Het aanbod aan middensegment-huurwoningen is dus veel kleiner dan het aantal huishoudens dat er gebruik van zou willen maken. Het tekort aan aanbod doet zich vooral voor in Noord-Brabant, de Randstad en Gelderland en met name voor de lagere middeninkomens, aldus Schilder en Conijn (2015: 21). De toegankelijkheid van de koopsector compenseert in veel andere regio’s de beperkte omvang van het middensegment in de huursector, waardoor middeninkomens toch redelijk toegang hebben tot de woningmarkt. De Nederlandse koopwoningmarkt is immers (nog) goed toegankelijk, ook voor huishoudens zonder (veel) eigen vermogen. De concurrentiepositie van de koopsector is sinds het begin van de crisis op de koopwoningmarkt in 2008 sterk verbeterd. De verdere daling van de hypotheekrente heeft de financiële bereikbaarheid van de koopsector, ondanks striktere hypotheeknormen, doen toenemen (Schilder en Conijn, 2015: 6).
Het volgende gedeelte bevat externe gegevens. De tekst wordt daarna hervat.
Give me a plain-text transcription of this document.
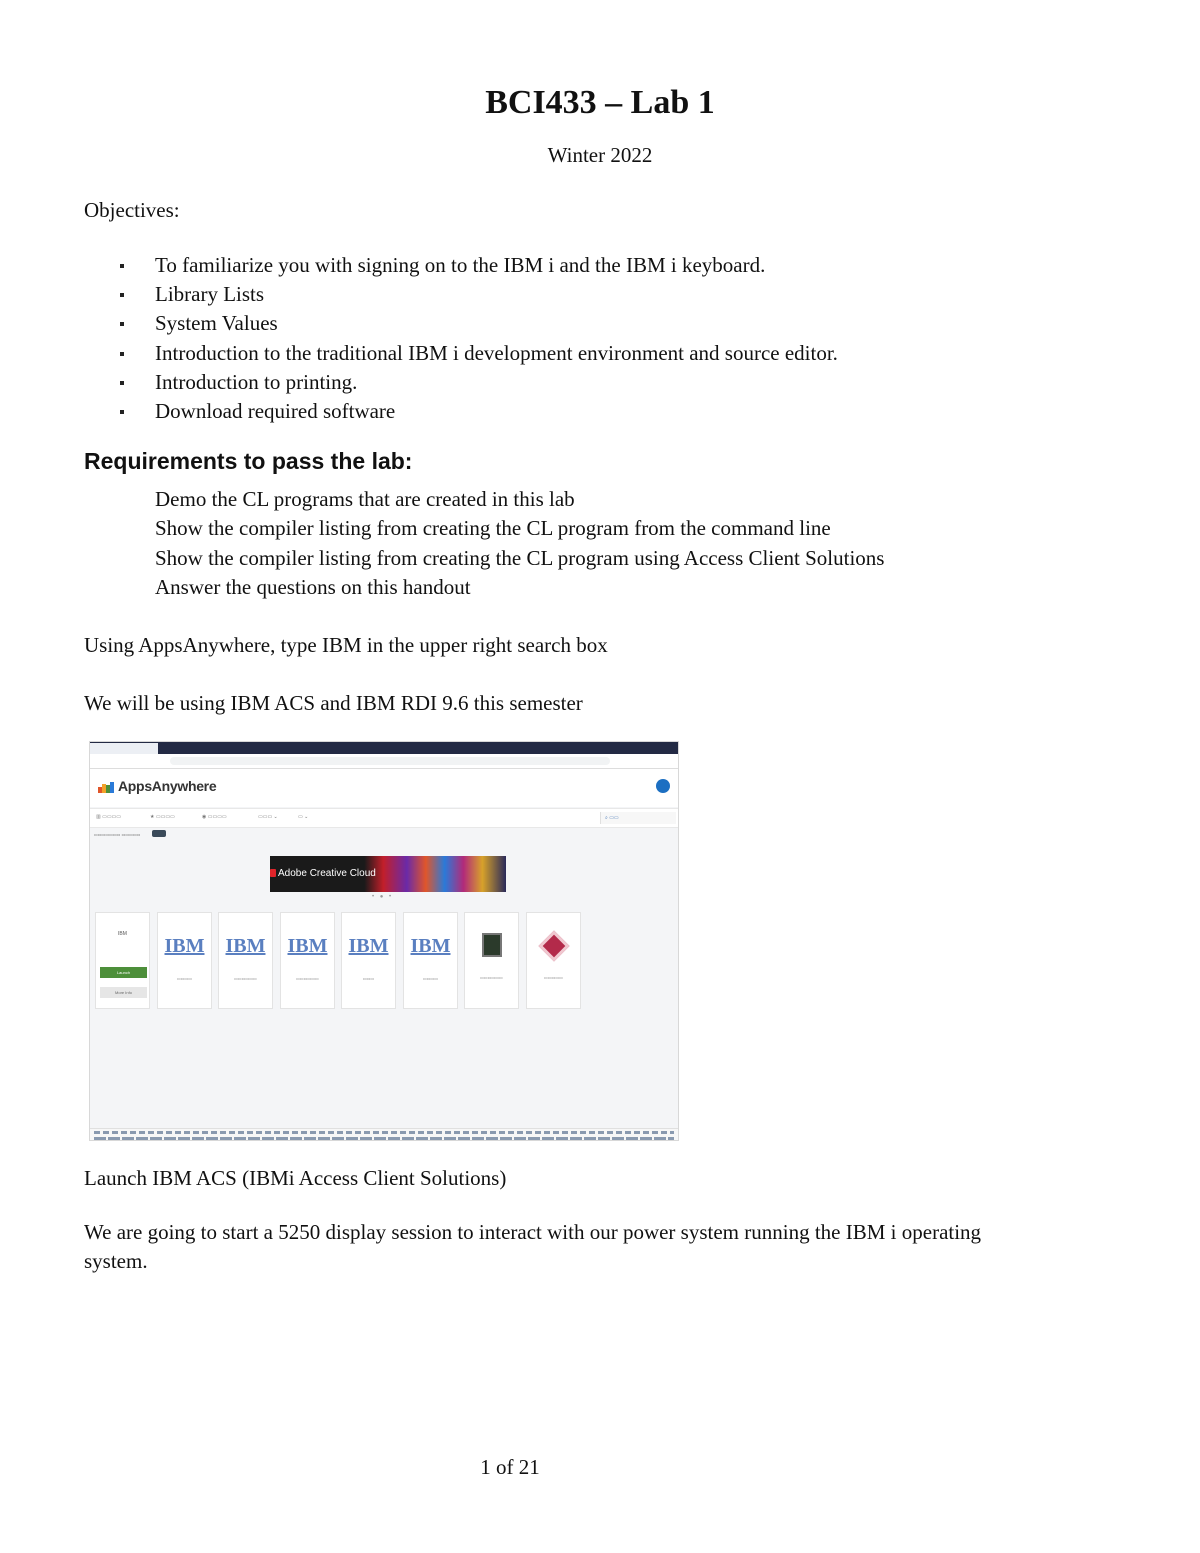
BCI433 – Lab 1
Winter 2022
Objectives:
To familiarize you with signing on to the IBM i and the IBM i keyboard.
Library Lists
System Values
Introduction to the traditional IBM i development environment and source editor.
Introduction to printing.
Download required software
Requirements to pass the lab:
Demo the CL programs that are created in this lab
Show the compiler listing from creating the CL program from the command line
Show the compiler listing from creating the CL program using Access Client Solutions
Answer the questions on this handout
Using AppsAnywhere, type IBM in the upper right search box
We will be using IBM ACS and IBM RDI 9.6 this semester
AppsAnywhere
▥ ▭▭▭▭	★ ▭▭▭▭	◉ ▭▭▭▭	▭▭▭ ⌄	▭ ⌄	⌕ ▭▭
▭▭▭▭▭▭▭ ▭▭▭▭▭
Adobe Creative Cloud
• ● •
IBM
Launch
More Info
IBM
▭▭▭▭
IBM
▭▭▭▭▭▭
IBM
▭▭▭▭▭▭
IBM
▭▭▭
IBM
▭▭▭▭	▭▭▭▭▭▭	▭▭▭▭▭
Launch IBM ACS (IBMi Access Client Solutions)
We are going to start a 5250 display session to interact with our power system running the IBM i operating
system.
1 of 21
“Een oplossing voor het probleem aan de bovenkant van de doelgroep, begint al aan de onderkant.”

Kerntaak of burgerlijke ongehoorzaamheid?
Is het huisvestingsprobleem van de middeninkomens een probleem voor de corporaties? Onderzoek van Luurtsema (2015: 6) toont aan dat corporaties over het algemeen geen probleemeigenaar wensen te worden van de beperkte huisvestingsmogelijkheden van middeninkomens. Er zijn immers al diverse inkomensgroepen die een beroep doen op het woningbezit van de corporaties, zoals urgenten, mensen met een medische indicatie en statushouders.
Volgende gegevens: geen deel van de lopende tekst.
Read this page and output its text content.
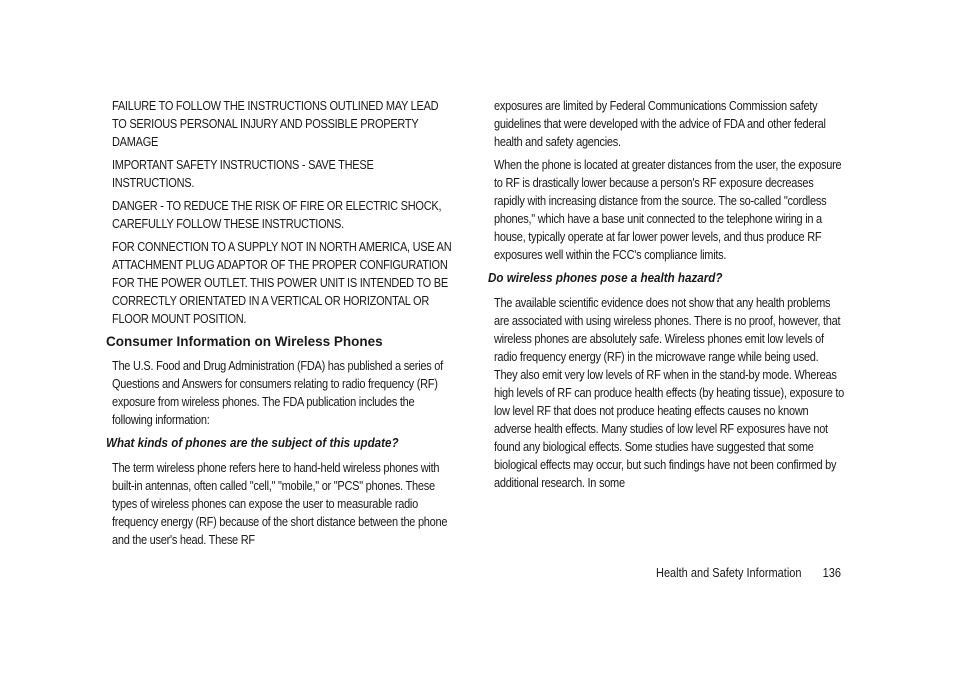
FAILURE TO FOLLOW THE INSTRUCTIONS OUTLINED MAY LEAD TO SERIOUS PERSONAL INJURY AND POSSIBLE PROPERTY DAMAGE

IMPORTANT SAFETY INSTRUCTIONS - SAVE THESE INSTRUCTIONS.

DANGER - TO REDUCE THE RISK OF FIRE OR ELECTRIC SHOCK, CAREFULLY FOLLOW THESE INSTRUCTIONS.

FOR CONNECTION TO A SUPPLY NOT IN NORTH AMERICA, USE AN ATTACHMENT PLUG ADAPTOR OF THE PROPER CONFIGURATION FOR THE POWER OUTLET. THIS POWER UNIT IS INTENDED TO BE CORRECTLY ORIENTATED IN A VERTICAL OR HORIZONTAL OR FLOOR MOUNT POSITION.

Consumer Information on Wireless Phones

The U.S. Food and Drug Administration (FDA) has published a series of Questions and Answers for consumers relating to radio frequency (RF) exposure from wireless phones. The FDA publication includes the following information:

What kinds of phones are the subject of this update?

The term wireless phone refers here to hand-held wireless phones with built-in antennas, often called "cell," "mobile," or "PCS" phones. These types of wireless phones can expose the user to measurable radio frequency energy (RF) because of the short distance between the phone and the user's head. These RF

exposures are limited by Federal Communications Commission safety guidelines that were developed with the advice of FDA and other federal health and safety agencies.

When the phone is located at greater distances from the user, the exposure to RF is drastically lower because a person's RF exposure decreases rapidly with increasing distance from the source. The so-called "cordless phones," which have a base unit connected to the telephone wiring in a house, typically operate at far lower power levels, and thus produce RF exposures well within the FCC's compliance limits.

Do wireless phones pose a health hazard?

The available scientific evidence does not show that any health problems are associated with using wireless phones. There is no proof, however, that wireless phones are absolutely safe. Wireless phones emit low levels of radio frequency energy (RF) in the microwave range while being used. They also emit very low levels of RF when in the stand-by mode. Whereas high levels of RF can produce health effects (by heating tissue), exposure to low level RF that does not produce heating effects causes no known adverse health effects. Many studies of low level RF exposures have not found any biological effects. Some studies have suggested that some biological effects may occur, but such findings have not been confirmed by additional research. In some

Health and Safety Information 136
In de praktijk vormt zich hetzelfde beeld. In het afgelopen jaar heb ik meer dan regelmatig met corporaties gesproken over hun commerciële woningaanbod. Zeker 75 procent van deze corporaties heeft haar verkoopopgave gehalveerd, of zelfs helemaal stop gezet. Met name de instroom van asielzoekers en de scheiding DAEB/niet-DAEB liggen hieraan ten grondslag. Vrije sector huurwoningen worden bij mutatie onder de liberalisatiegrens verhuurd, of volledig afgestoten. Slechts een klein aantal corporaties gaat op dezelfde voet verder als vóór de nieuwe Woningwet.
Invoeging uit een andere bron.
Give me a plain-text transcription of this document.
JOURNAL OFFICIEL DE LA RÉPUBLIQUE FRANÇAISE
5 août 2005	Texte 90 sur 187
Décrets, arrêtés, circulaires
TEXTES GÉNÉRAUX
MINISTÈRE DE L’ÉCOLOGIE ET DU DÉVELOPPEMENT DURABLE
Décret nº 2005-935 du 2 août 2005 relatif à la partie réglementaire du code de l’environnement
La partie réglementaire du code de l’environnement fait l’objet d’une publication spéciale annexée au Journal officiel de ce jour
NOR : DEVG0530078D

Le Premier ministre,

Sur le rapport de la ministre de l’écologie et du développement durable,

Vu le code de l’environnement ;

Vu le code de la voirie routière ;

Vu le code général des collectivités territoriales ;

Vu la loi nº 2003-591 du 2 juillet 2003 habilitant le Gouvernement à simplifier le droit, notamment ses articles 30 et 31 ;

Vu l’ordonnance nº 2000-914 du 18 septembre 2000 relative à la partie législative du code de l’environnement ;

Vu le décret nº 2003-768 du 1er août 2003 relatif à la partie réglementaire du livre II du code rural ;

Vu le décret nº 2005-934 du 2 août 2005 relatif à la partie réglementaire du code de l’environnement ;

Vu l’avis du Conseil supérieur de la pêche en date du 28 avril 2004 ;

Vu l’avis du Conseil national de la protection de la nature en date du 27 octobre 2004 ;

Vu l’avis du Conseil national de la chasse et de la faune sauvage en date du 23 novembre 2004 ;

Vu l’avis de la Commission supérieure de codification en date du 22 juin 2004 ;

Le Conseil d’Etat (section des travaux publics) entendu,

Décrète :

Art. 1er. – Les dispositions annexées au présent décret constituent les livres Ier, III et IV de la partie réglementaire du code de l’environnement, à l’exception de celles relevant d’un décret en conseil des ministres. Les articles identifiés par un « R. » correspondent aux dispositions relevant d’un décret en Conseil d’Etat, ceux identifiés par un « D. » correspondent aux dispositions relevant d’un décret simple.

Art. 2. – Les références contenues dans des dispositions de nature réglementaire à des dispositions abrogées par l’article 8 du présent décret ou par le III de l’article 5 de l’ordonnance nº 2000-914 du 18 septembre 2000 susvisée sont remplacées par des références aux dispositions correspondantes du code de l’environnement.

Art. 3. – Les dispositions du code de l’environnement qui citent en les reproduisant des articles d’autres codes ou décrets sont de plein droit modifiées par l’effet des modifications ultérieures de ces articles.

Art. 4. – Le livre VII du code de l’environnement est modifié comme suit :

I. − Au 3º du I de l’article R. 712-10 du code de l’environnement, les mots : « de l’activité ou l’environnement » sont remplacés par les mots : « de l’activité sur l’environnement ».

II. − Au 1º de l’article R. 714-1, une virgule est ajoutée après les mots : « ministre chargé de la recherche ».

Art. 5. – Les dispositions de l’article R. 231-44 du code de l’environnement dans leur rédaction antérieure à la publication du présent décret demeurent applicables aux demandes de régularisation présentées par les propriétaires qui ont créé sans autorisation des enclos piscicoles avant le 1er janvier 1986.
Persoonlijk vind ik het een gemiste kans dat het gros van de corporaties zich zo strikt aan de kerntaak houdt. De wereld is immers niet zo zwart-wit dat iemand met een jaarinkomen van € 36.000,- makkelijker aan een woning komt. Corporaties hebben de middelen en mogelijkheden om creatief te zijn. Die creativiteit kan worden ingezet om de secundaire doelgroep – de middeninkomens – conform geldende wetgeving te bedienen. Juíst het woningaanbod dat in ‘niet-DAEB’ wordt verhuurd, is zeer geschikt voor middeninkomens. Maar corporaties kunnen middeninkomens ook een aantrekkelijk alternatief bieden voor een sociale woning, bijvoorbeeld door uitpondwoningen uitsluitend of met voorrang te verkopen aan middeninkomens en daarbij eventueel een goede koopregeling te bieden. Onder voorwaarde dat zij een sociale woning bijbouwen, zodat de doorstroming niet ten koste gaat van de primaire doelgroep. Bijkomend voordeel is dat de nieuw te bouwen woningen kunnen worden afgestemd op passend toewijzen.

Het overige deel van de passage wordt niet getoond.